359 The additional locking introduced by c-client was shown to cause
360 much more stress on the System V locking mechanism than has
361 traditionally been placed upon it. If it was stressed too far, all
362 hell broke loose. Fortunately, this is now past history.
364 TRADEOFFS
366 c-client based applications have a reasonable chance of winning
367 as long as you don't use NFS for remote access to mail files. That's
368 what IMAP is for, after all. It is, however, very important to
369 realize that you can *not* use the lock-upgrade feature by itself
370 because it releases the lock as an interim step -- you need to have
371 lock-upgrading guarded by another lock.
373 If you have the misfortune of using System V, you are likely to
374 run into problems sooner or later having to do with statd/lockd. You
375 basically end up with one of three unsatisfactory choices:
376 1) Grit your teeth and live with it.
377 2) Try to make it work:
378 a) avoid NFS access so as not to stress statd/lockd.

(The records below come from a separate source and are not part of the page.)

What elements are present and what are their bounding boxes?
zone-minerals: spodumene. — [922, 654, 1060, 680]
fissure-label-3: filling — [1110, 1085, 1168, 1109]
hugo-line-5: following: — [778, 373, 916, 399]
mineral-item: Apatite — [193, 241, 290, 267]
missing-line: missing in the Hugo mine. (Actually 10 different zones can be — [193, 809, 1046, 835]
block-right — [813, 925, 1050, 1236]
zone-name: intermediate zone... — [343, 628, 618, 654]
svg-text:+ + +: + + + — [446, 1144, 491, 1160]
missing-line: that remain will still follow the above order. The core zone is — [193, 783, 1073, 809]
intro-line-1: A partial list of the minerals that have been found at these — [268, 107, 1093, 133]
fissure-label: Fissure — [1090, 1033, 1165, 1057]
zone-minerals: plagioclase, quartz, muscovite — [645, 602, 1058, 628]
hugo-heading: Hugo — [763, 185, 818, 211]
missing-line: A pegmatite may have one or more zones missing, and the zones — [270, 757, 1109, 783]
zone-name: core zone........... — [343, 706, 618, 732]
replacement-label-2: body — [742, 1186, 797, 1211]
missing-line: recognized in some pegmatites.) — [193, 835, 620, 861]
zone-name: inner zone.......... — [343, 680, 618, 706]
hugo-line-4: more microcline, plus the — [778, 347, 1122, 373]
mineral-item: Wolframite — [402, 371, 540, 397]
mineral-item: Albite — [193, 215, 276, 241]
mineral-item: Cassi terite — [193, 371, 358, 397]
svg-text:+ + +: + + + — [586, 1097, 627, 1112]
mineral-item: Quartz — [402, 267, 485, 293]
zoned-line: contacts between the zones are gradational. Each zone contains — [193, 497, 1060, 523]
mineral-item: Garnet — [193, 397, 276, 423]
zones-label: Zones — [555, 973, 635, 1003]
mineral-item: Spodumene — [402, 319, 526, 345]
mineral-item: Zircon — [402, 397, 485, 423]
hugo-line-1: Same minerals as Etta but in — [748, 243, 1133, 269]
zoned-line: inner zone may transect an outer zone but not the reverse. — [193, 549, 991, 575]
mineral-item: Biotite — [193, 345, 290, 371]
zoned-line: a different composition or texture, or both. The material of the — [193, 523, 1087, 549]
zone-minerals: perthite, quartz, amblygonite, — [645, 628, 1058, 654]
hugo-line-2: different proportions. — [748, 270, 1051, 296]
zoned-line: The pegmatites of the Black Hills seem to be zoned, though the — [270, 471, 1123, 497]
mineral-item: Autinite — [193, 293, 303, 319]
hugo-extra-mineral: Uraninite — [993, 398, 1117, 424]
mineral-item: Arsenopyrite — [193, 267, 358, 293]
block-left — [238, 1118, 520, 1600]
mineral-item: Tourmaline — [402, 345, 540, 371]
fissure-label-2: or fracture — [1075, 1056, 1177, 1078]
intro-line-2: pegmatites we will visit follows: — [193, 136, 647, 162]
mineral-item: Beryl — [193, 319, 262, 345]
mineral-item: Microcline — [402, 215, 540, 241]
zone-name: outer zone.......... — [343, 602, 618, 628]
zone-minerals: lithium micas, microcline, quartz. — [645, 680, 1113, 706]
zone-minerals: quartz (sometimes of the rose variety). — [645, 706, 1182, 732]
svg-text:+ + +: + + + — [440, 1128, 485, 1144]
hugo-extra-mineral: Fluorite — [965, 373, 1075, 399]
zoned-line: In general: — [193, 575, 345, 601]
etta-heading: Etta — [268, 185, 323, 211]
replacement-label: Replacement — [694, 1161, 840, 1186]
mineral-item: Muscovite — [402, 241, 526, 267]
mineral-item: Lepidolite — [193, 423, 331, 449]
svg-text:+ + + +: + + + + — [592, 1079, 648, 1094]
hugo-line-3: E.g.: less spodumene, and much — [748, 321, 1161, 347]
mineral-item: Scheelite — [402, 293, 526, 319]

379 b) try to understand the code in statd/lockd and hack it
380 to be more robust.
381 c) hunt out the system limit of locks, if there is one,
382 and increase it. Figure on at least two locks per
383 simultaneous imapd process and four locks per Pine
384 process. Better yet, make the limit be 10 times the
385 maximum number of processes.
386 d) increase the socket buffer (-S switch to lockd) if
387 it is offered. I don't know what this actually does,
388 but giving lockd more resources to do its work can't
389 hurt. Maybe.
390 3) Decide that it can't possibly work, and turn off the
391 fcntl() calls in your program.
392 4) If nuking statd/lockd can be done without breaking local
393 locking, then do so. This would make SVR4 have the same
394 limitations as BSD locking, with a couple of additional
395 bugs.
396 5) Check for NFS, and don't do the fcntl() in the NFS case.
397 This is what c-client does.
399 Note that if you are going to use NFS to access files on a server
400 which does not have statd/lockd running, your only choice is (3), (4),
401 or (5). Here again, IMAP can bail you out.
403 These problems aren't unique to c-client applications; they have
404 also been reported with Elm, Mediamail, and other email tools.
406 Of the other two SVR4 locking bugs:
408 Programmer awareness is necessary to deal with the bug that you
409 can not get an exclusive lock unless the file is open for write. I
410 believe that c-client has fixed all of these cases.
412 The problem about opening a second designator smashing any
413 current locks on the file has not been addressed satisfactorily yet.
414 This is not an easy problem to deal with, especially in c-client which
415 really doesn't know what other files/streams may be open by Pine.
417 Aren't you so happy that you bought an System V system?